Integrate into your API handler:

# In your FastAPI or similar framework
sampler = ProductionSampler(evaluator=LLMEvaluator(), sample_rate=0.02)

@app.post("/chat")
async def chat(request: ChatRequest):
    # Generate response
    response = await generate_response(request.message, request.context)
    
    # Sample for evaluation (non-blocking)
    await sampler.on_request(
        input=request.message,
        output=response.text,
        context=request.context
    )
    
    return response

Alerting and Dashboards

Emit evaluation metrics to your observability stack:

# Using Prometheus metrics
from prometheus_client import Gauge, Histogram, Counter

llm_quality_score = Gauge(
    'llm_quality_score', 
    'Rolling mean quality score',
    ['model', 'endpoint']
)
llm_faithfulness = Gauge(
    'llm_faithfulness_score',
    'Rolling mean faithfulness',
    ['model', 'endpoint']
)
llm_low_quality_total = Counter(
    'llm_low_quality_responses_total',
    'Count of responses scoring below threshold',
    ['model', 'endpoint']
)

# Alert rules (Prometheus alertmanager)
alert_rules = """
groups:
  - name: llm_quality
    rules:
      - alert: LLMQualityDegradation
        expr: llm_quality_score < 0.75
        for: 5m
        labels:
          severity: warning
        annotations:
          summary: "LLM quality score degraded"
          description: "Quality score {{ $value }} below threshold 0.75"
      
      - alert: LLMFaithfulnessDrop
        expr: llm_faithfulness_score < 0.80
        for: 10m
        labels:
          severity: critical
        annotations:
          summary: "LLM faithfulness critically low"
"""

When Eval Pipelines Go Wrong

False negatives: Pipeline passes but real quality degraded.

Cause: Test set not representative, thresholds too lenient
Fix: Regularly audit failed production samples and add them to golden dataset

False positives: Pipeline fails but model is actually fine.

Cause: Thresholds too tight, high variance in small test sets
Fix: Use statistical significance tests; require changes to be significant at p<0.05

Eval flakiness: Same code produces different scores on each run.

Cause: LLM-as-judge non-determinism (temperature > 0)
Fix: Set temperature=0 for judge; average 3 runs for borderline cases

Slow feedback loops: CI eval takes 45 minutes.

Fix: Parallelize evaluations; cache LLM judge responses with hash of (input, output); use smaller models for initial screening

HelpMeTest Integration

HelpMeTest provides automated monitoring for AI applications without requiring you to build and maintain the entire sampling and alerting infrastructure.
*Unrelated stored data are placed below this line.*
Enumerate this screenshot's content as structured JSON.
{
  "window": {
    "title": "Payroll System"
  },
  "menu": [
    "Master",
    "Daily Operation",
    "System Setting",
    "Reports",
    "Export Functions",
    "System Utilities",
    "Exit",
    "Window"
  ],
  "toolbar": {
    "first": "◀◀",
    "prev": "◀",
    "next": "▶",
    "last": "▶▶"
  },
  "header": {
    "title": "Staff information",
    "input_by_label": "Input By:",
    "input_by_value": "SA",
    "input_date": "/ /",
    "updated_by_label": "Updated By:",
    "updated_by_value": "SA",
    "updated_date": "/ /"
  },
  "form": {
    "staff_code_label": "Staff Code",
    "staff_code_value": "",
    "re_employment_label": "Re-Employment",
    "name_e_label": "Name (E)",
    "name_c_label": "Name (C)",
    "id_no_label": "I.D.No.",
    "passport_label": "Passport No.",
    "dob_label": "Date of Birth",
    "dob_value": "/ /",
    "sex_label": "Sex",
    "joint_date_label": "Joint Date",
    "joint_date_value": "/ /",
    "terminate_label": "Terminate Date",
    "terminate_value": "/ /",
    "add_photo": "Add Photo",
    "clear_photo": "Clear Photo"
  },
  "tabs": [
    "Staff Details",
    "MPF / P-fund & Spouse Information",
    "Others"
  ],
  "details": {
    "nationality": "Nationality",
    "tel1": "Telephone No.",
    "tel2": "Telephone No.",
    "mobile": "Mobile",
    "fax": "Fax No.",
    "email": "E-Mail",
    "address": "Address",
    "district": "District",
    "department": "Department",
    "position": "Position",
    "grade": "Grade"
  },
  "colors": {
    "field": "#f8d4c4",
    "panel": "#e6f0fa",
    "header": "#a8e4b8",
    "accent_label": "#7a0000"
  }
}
You define evaluation tests in plain language, and the platform:

Runs them on a configurable schedule
Samples production traffic for evaluation
Alerts you when quality metrics drop below thresholds
Maintains historical data for trend analysis

This lets you focus on improving your AI application rather than maintaining evaluation infrastructure.

Summary

A production LLM eval pipeline has three layers:

Pre-commit: Fast smoke tests on a curated subset. Catches obvious regressions before code review.
CI suite: Full evaluation on every prompt/model change. Quality gates block bad changes from merging.
Production sampling: Continuous evaluation of live traffic. Catches real-world drift that test suites miss.

The investment pays off quickly. A single hallucination incident caught by automated evaluation — before users see it — easily justifies the setup cost of an entire eval pipeline.